US Polling Places

Published — October 16, 2020

Indiana has made it harder for people to vote

The state was one of the first to require voters to show a photo ID at the polls, a practice that lowers Black and Latino voter turnout.

Introduction

About two dozen states have expanded mail-in voting to make it easier for people to vote during the COVID-19 pandemic. Indiana is not one of them. 

The state is one of five, including Texas and Louisiana, that have fought public pressure to allow all registered voters to cast a ballot by mail. Under current rules, Indiana voters need an excuse to vote absentee, such as being out of town on Election Day. 

Lawmakers in Indiana have been focused on making it harder, not easier, to vote. In 2019, the state passed a law that gave voters fewer days to request an absentee ballot and a law that banned voters from asking a judge to keep polls open longer if a polling station was having problems. A federal judge struck down the latter law in September.

Indiana was one of the first states to require voters to show a photo ID at polling places, a practice that depresses Black and Latino turnout. The state’s strict photo ID law, passed in 2005, was upheld by the U.S Supreme Court in 2008, opening the door for other states to follow suit. Kansas and Tennessee were among half a dozen states that did.

Indiana also shuts off voter registration 29 days before Election Day — the earliest date allowed under federal law.

Here are two other issues that risk disenfranchising voters in Indiana:

Aggressive voter registration purges

Election officials are supposed to keep voter rolls “up to date” under federal law. But voting rights advocates say Indiana went a step farther than most states by letting local elections officials cancel the registrations of Indiana voters without telling them.

For years, the state checked to see if Indiana voters were registered to vote in another state through the Interstate Voter Registration Crosscheck Program, which was launched by former Kansas Secretary of State Kris Kobach. If there was a match, Indiana let counties throw out a voter’s registration without alerting them starting in 2017. 

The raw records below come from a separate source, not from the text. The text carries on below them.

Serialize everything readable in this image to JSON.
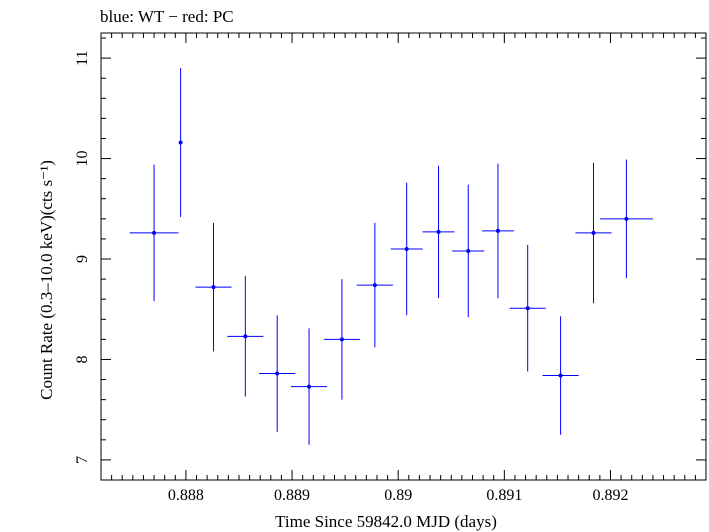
{
  "header": {
    "title": "blue: WT − red: PC"
  },
  "chart_data": {
    "type": "scatter",
    "title": "blue: WT − red: PC",
    "xlabel": "Time Since 59842.0 MJD (days)",
    "ylabel": "Count Rate (0.3–10.0 keV)(cts s⁻¹)",
    "xlim": [
      0.8872,
      0.8929
    ],
    "ylim": [
      6.8,
      11.25
    ],
    "x_ticks": [
      0.888,
      0.889,
      0.89,
      0.891,
      0.892
    ],
    "x_tick_labels": [
      "0.888",
      "0.889",
      "0.89",
      "0.891",
      "0.892"
    ],
    "y_ticks": [
      7,
      8,
      9,
      10,
      11
    ],
    "y_tick_labels": [
      "7",
      "8",
      "9",
      "10",
      "11"
    ],
    "grid": false,
    "series": [
      {
        "name": "WT",
        "color": "#0000ff",
        "points": [
          {
            "x": 0.8877,
            "xerr": 0.00023,
            "y": 9.26,
            "yerr": 0.68
          },
          {
            "x": 0.88795,
            "xerr": 0.0,
            "y": 10.16,
            "yerr": 0.74
          },
          {
            "x": 0.88826,
            "xerr": 0.00017,
            "y": 8.72,
            "yerr": 0.64
          },
          {
            "x": 0.88856,
            "xerr": 0.00017,
            "y": 8.23,
            "yerr": 0.6
          },
          {
            "x": 0.88886,
            "xerr": 0.00017,
            "y": 7.86,
            "yerr": 0.58
          },
          {
            "x": 0.88916,
            "xerr": 0.00017,
            "y": 7.73,
            "yerr": 0.58
          },
          {
            "x": 0.88947,
            "xerr": 0.00017,
            "y": 8.2,
            "yerr": 0.6
          },
          {
            "x": 0.88978,
            "xerr": 0.00017,
            "y": 8.74,
            "yerr": 0.62
          },
          {
            "x": 0.89008,
            "xerr": 0.00015,
            "y": 9.1,
            "yerr": 0.66
          },
          {
            "x": 0.89038,
            "xerr": 0.00015,
            "y": 9.27,
            "yerr": 0.66
          },
          {
            "x": 0.89066,
            "xerr": 0.00015,
            "y": 9.08,
            "yerr": 0.66
          },
          {
            "x": 0.89094,
            "xerr": 0.00015,
            "y": 9.28,
            "yerr": 0.67
          },
          {
            "x": 0.89122,
            "xerr": 0.00017,
            "y": 8.51,
            "yerr": 0.63
          },
          {
            "x": 0.89153,
            "xerr": 0.00017,
            "y": 7.84,
            "yerr": 0.59
          },
          {
            "x": 0.89184,
            "xerr": 0.00017,
            "y": 9.26,
            "yerr": 0.7
          },
          {
            "x": 0.89215,
            "xerr": 0.00025,
            "y": 9.4,
            "yerr": 0.59
          }
        ]
      }
    ]
  }
}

Voting rights groups challenged the law by filing a lawsuit later that year, saying the Crosscheck program was unreliable. The program, they said, could lead to the removal of voters whose names were similar to people in other states but who hadn’t actually moved. It was also more likely to flag minority voters. For example, researchers at Stanford and Harvard found that Crosscheck’s automated system incorrectly flagged people as possible double voters more than 99% of the time. The program was shut down in 2018, but Indiana created a nearly identical program under the new law.

The lawsuit argued that Indiana’s law violates the National Voter Registration Act, which requires a notice and waiting period before a state can remove a voter who changes addresses. That gives voters a chance to respond before their registration is cancelled.

“Given the background that, historically, vote purges have been used in the past as one method for suppressing minority voters, this should cause serious concern,” Jan Mensz, a staff attorney at the American Civil Liberties Union of Indiana, said at a voting rights hearing in March before the U.S. Commission on Civil Rights.

In August, the 7th Circuit Court of Appeals ruled in favor of the ACLU and other voting rights groups, blocking the state from throwing out registrations without notifying voters. 

It’s unclear how many registrations Indiana canceled without notifying voters. Between the 2016 and 2018 elections, Indiana removed 28.7% of voter registrations from its rolls — far more than any other state, according to data from the U.S. Election Assistance Commission.

Cuts to early voting locations

In May of 2017, Common Cause Indiana and two branches of the NAACP challenged an early voting law in Marion County, home to large Black and Latino communities.

President Barack Obama had narrowly carried Indiana in 2008, largely because of African-American and Latino support in Marion County, which includes Indianapolis. 

The Marion County Board of Elections then cut the number of early voting sites in the following years.

Between 2000 and 2016, officials reduced the number of early voting stations in the county from three to one, resulting in a 26% decline in absentee votes in the 2016 presidential election (early voters use absentee ballots in Indiana).

At the same time, officials added two early voting stations to the neighboring Hamilton County, which is home to many White Republicans. 

The U.S. Commission on Civil Rights warned in July that these changes disenfranchised people of color and the elderly who live in Marion County.

“The resulting long lines likely produced hardships in voting based on work and childcare schedules and transportation availability” wrote the Indiana Advisory Committee to the U.S. Commission on Civil Rights in July.

The lawsuit reached the 7th Circuit Court of Appeals, which dismissed the case after Marion County changed its voting system. Instead of the traditional system of assigning voters to a neighborhood polling station, the county opened vote centers where any registered voter in the county can cast a ballot. The county also agreed to open six early voting centers for the general election.